In Ergänzung zu den Ausführungen der beiden Aktivist*innen sprach Heinzpeter Znoj, Professor für Sozialanthropologie an der Universität Bern, über den historischen Kontext in West Papua und machte darauf aufmerksam, dass West Papua ein blinder Fleck ist, über den international kaum berichtet wird.
Znoj führte aus, dass die Region durch einen autoritären Kapitalismus geprägt und die indonesische Armee in viele Geschäfte auf West Papua involviert ist. Die Regierung fördert Infrastrukturprojekte wie den Bau von Militärposten, Häfen, Flughäfen und Strassen.

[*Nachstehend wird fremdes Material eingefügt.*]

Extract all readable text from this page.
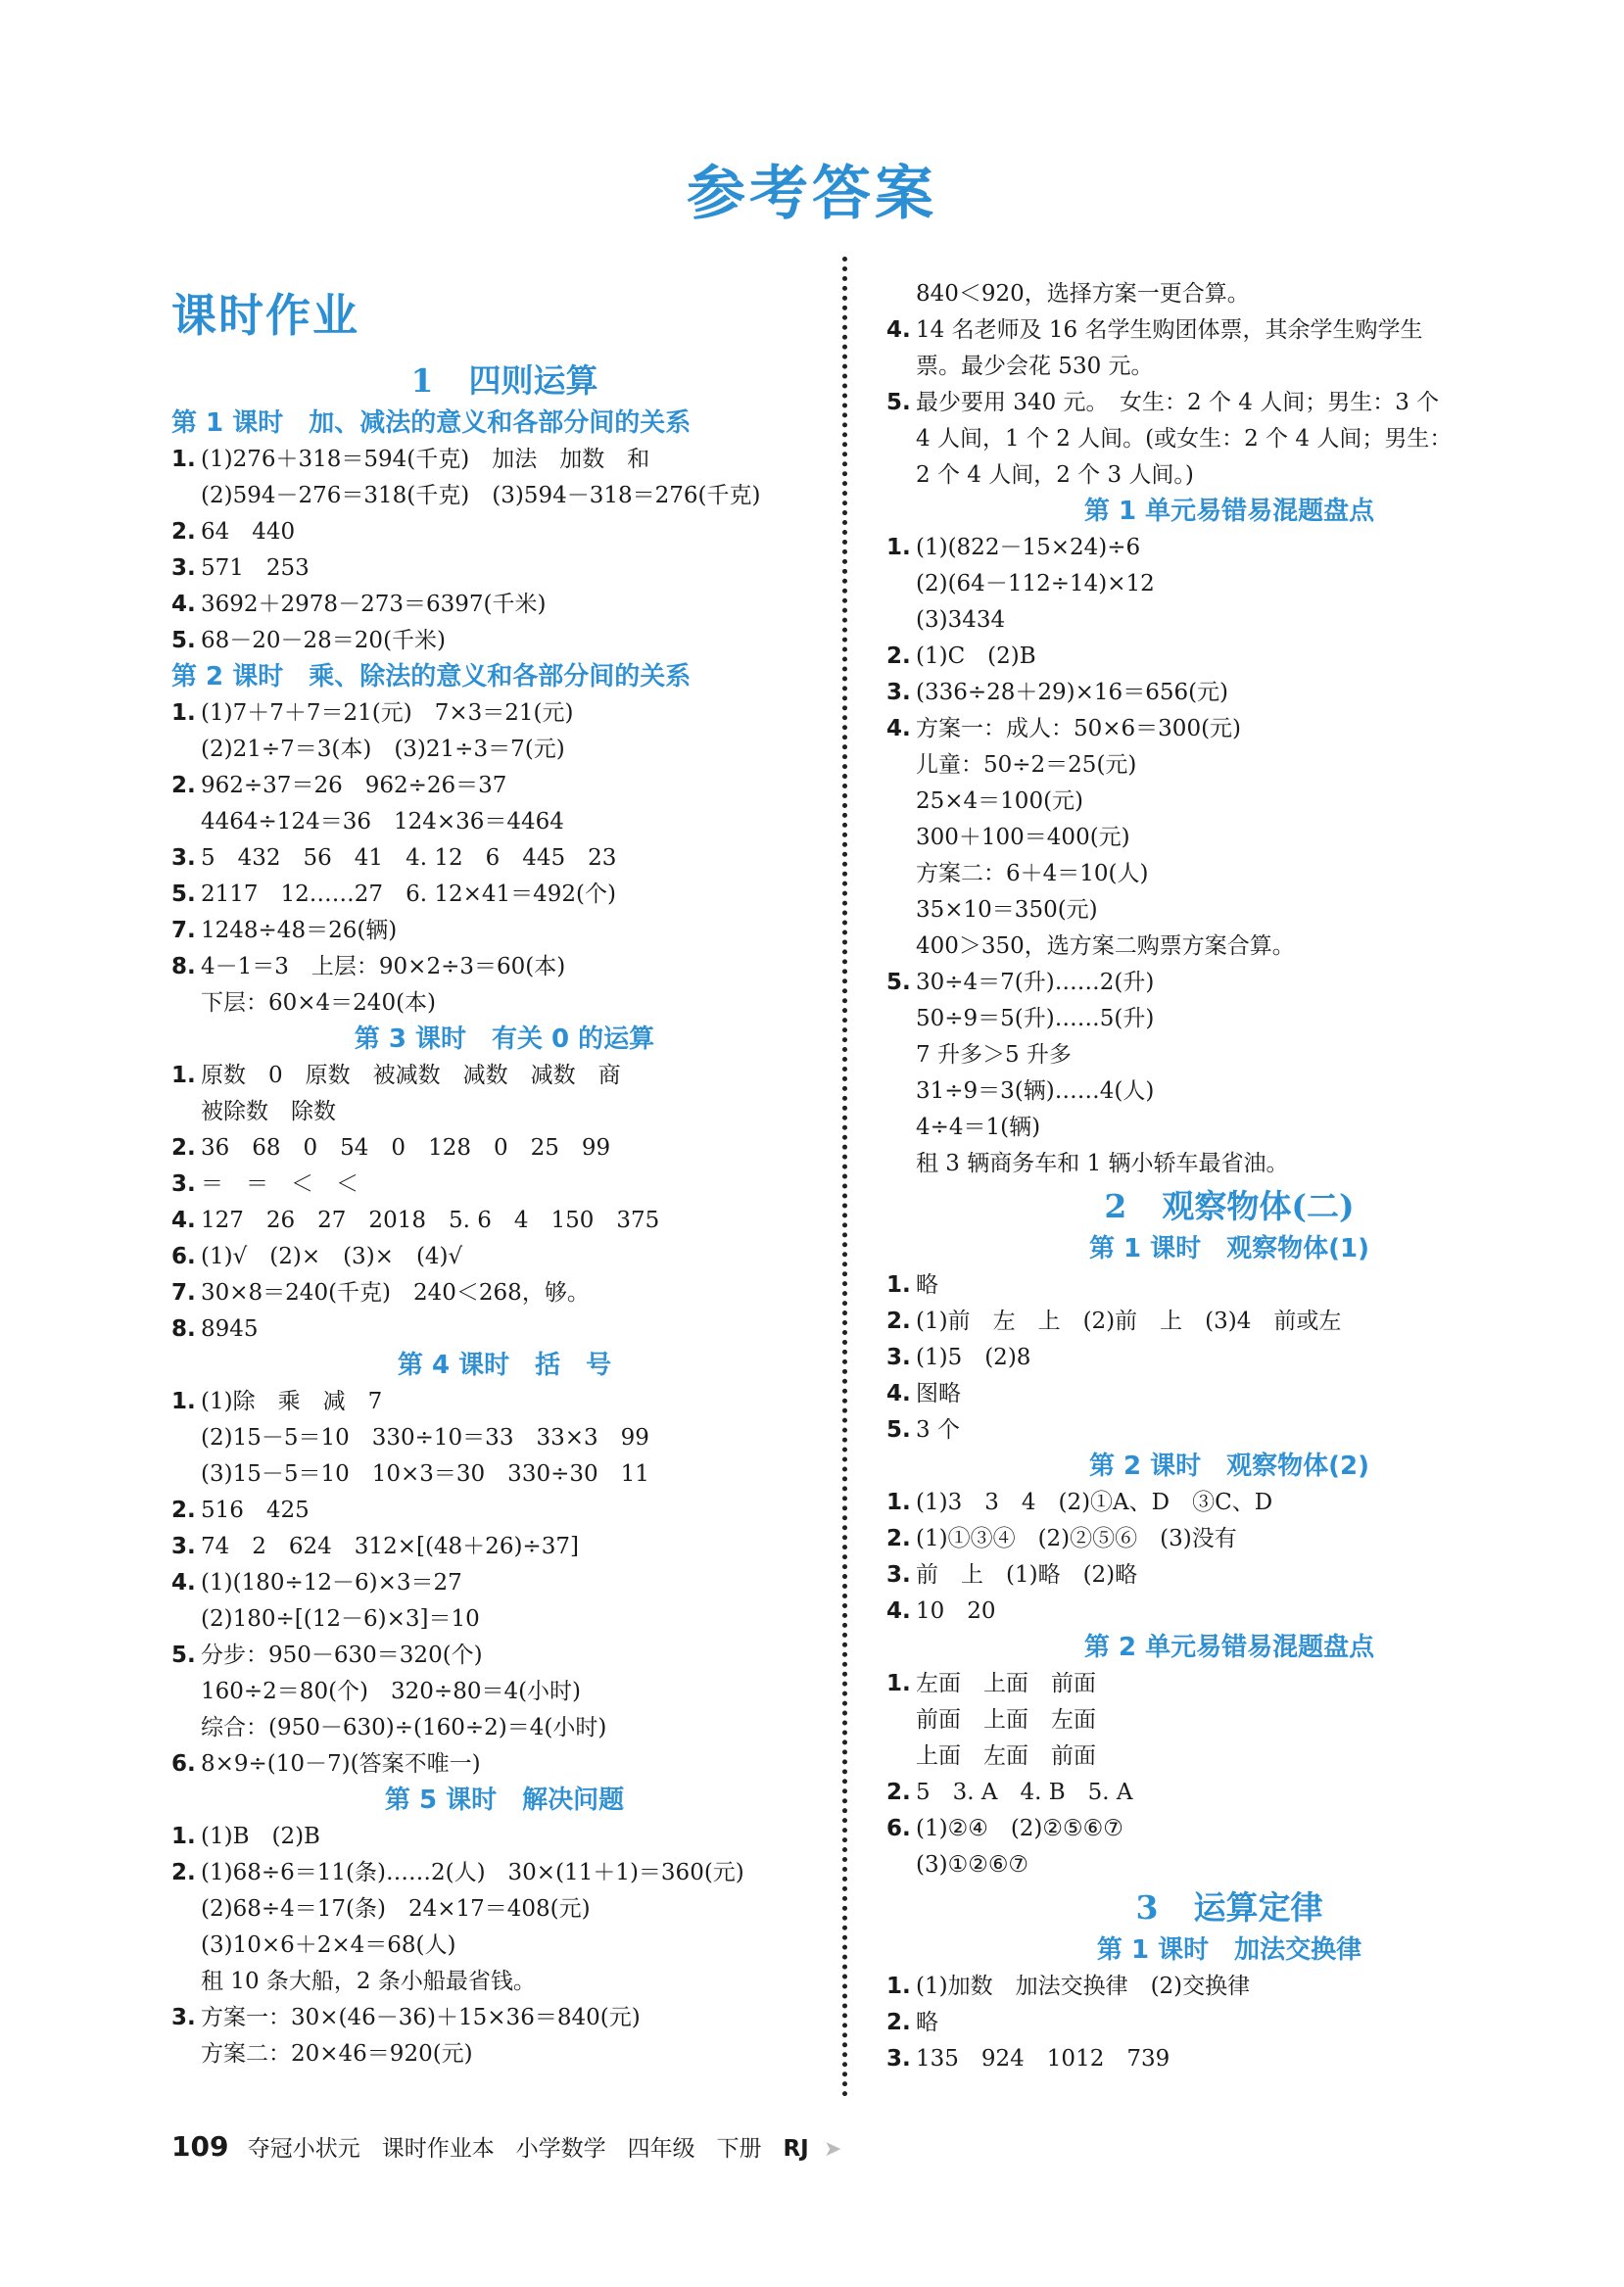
参考答案
课时作业
1 四则运算
第 1 课时　加、减法的意义和各部分间的关系
1. (1)276＋318＝594(千克)　加法　加数　和
(2)594－276＝318(千克)　(3)594－318＝276(千克)
2. 64　440
3. 571　253
4. 3692＋2978－273＝6397(千米)
5. 68－20－28＝20(千米)
第 2 课时　乘、除法的意义和各部分间的关系
1. (1)7＋7＋7＝21(元)　7×3＝21(元)
(2)21÷7＝3(本)　(3)21÷3＝7(元)
2. 962÷37＝26　962÷26＝37
4464÷124＝36　124×36＝4464
3. 5　432　56　41　4. 12　6　445　23
5. 2117　12……27　6. 12×41＝492(个)
7. 1248÷48＝26(辆)
8. 4－1＝3　上层：90×2÷3＝60(本)
下层：60×4＝240(本)
第 3 课时　有关 0 的运算
1. 原数　0　原数　被减数　减数　减数　商
被除数　除数
2. 36　68　0　54　0　128　0　25　99
3. ＝　＝　＜　＜
4. 127　26　27　2018　5. 6　4　150　375
6. (1)√　(2)×　(3)×　(4)√
7. 30×8＝240(千克)　240＜268，够。
8. 8945
第 4 课时　括　号
1. (1)除　乘　减　7
(2)15－5＝10　330÷10＝33　33×3　99
(3)15－5＝10　10×3＝30　330÷30　11
2. 516　425
3. 74　2　624　312×[(48＋26)÷37]
4. (1)(180÷12－6)×3＝27
(2)180÷[(12－6)×3]＝10
5. 分步：950－630＝320(个)
160÷2＝80(个)　320÷80＝4(小时)
综合：(950－630)÷(160÷2)＝4(小时)
6. 8×9÷(10－7)(答案不唯一)
第 5 课时　解决问题
1. (1)B　(2)B
2. (1)68÷6＝11(条)……2(人)　30×(11＋1)＝360(元)
(2)68÷4＝17(条)　24×17＝408(元)
(3)10×6＋2×4＝68(人)
租 10 条大船，2 条小船最省钱。
3. 方案一：30×(46－36)＋15×36＝840(元)
方案二：20×46＝920(元)
840＜920，选择方案一更合算。
4. 14 名老师及 16 名学生购团体票，其余学生购学生
票。最少会花 530 元。
5. 最少要用 340 元。　女生：2 个 4 人间；男生：3 个
4 人间，1 个 2 人间。(或女生：2 个 4 人间；男生：
2 个 4 人间，2 个 3 人间。)
第 1 单元易错易混题盘点
1. (1)(822－15×24)÷6
(2)(64－112÷14)×12
(3)3434
2. (1)C　(2)B
3. (336÷28＋29)×16＝656(元)
4. 方案一：成人：50×6＝300(元)
儿童：50÷2＝25(元)
25×4＝100(元)
300＋100＝400(元)
方案二：6＋4＝10(人)
35×10＝350(元)
400＞350，选方案二购票方案合算。
5. 30÷4＝7(升)……2(升)
50÷9＝5(升)……5(升)
7 升多＞5 升多
31÷9＝3(辆)……4(人)
4÷4＝1(辆)
租 3 辆商务车和 1 辆小轿车最省油。
2 观察物体(二)
第 1 课时　观察物体(1)
1. 略
2. (1)前　左　上　(2)前　上　(3)4　前或左
3. (1)5　(2)8
4. 图略
5. 3 个
第 2 课时　观察物体(2)
1. (1)3　3　4　(2)①A、D　③C、D
2. (1)①③④　(2)②⑤⑥　(3)没有
3. 前　上　(1)略　(2)略
4. 10　20
第 2 单元易错易混题盘点
1. 左面　上面　前面
前面　上面　左面
上面　左面　前面
2. 5　3. A　4. B　5. A
6. (1)②④　(2)②⑤⑥⑦
(3)①②⑥⑦
3 运算定律
第 1 课时　加法交换律
1. (1)加数　加法交换律　(2)交换律
2. 略
3. 135　924　1012　739
109 夺冠小状元 课时作业本 小学数学 四年级 下册 RJ ➤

Diese Projekte kommen jedoch nicht der lokalen Bevölkerung zugute, welche in vielen Fällen im Namen der "Entwicklung" vertrieben wird. Mambrasar erwähnte zudem, dass Kredite, um eigene Projekte zu verwirklichen, der lokalen Bevölkerung verwehrt bleiben. Die indigene Bevölkerung hat weder Kontrolle über, noch das Mitspracherecht oder Zugang zu Informationen bezüglich den geplanten Megaprojekten. Viele Indonesier*innen aus anderen Regionen ziehen nach West Papua, weil es dort Geschäftsmöglichkeiten und Arbeitsplätze auf Militärbasen und Plantagen gibt. Diese Zuzügler*innen marginalisieren die lokale Bevölkerung weiter, meinte Znoj.
Die Geschichte West Papuas ist schon lange von der Militarisierung geprägt, erklärte Znoj. Papua war früher eine niederländische Kolonie, wurde aber gezwungen, Teil Indonesiens zu werden, und konnte nicht unabhängig werden. Mambrasar und Baru berichteten, dass die Armee die Menschenrechte in der Region regelmässig verletzen – Ermordungen, Drohungen und Folter gehören zur Tagesordnung. Die indonesische Regierung erlaubt es ausserdem nicht, dass Journalist*innen in die Region einreisen um über die Situation zu berichten.
Mehr Visibilität nötig
NGO’s machen deshalb auf die Lage in West Papua aufmerksam und durch internationale Unterstützung soll Druck auf die Regierung ausgeübt werden, damit sie ihren Verpflichtungen zur Einhaltung der Menschenrechte nachkommt. Der politische Dialog ist zentral, genauso wie die internationale Aufmerksamkeit, betonten die Aktivist*innen. Für Indonesien steht im Frühjahr 2022 die Universelle Periodische Überprüfung am UNO-Menschenrechtsrat an. Im Rahmen dieses Mechanismus haben NGOs die Möglichkeit Berichte einzureichen, um Licht auf die kritische Menschenrechtslage in West Papua zu werfen.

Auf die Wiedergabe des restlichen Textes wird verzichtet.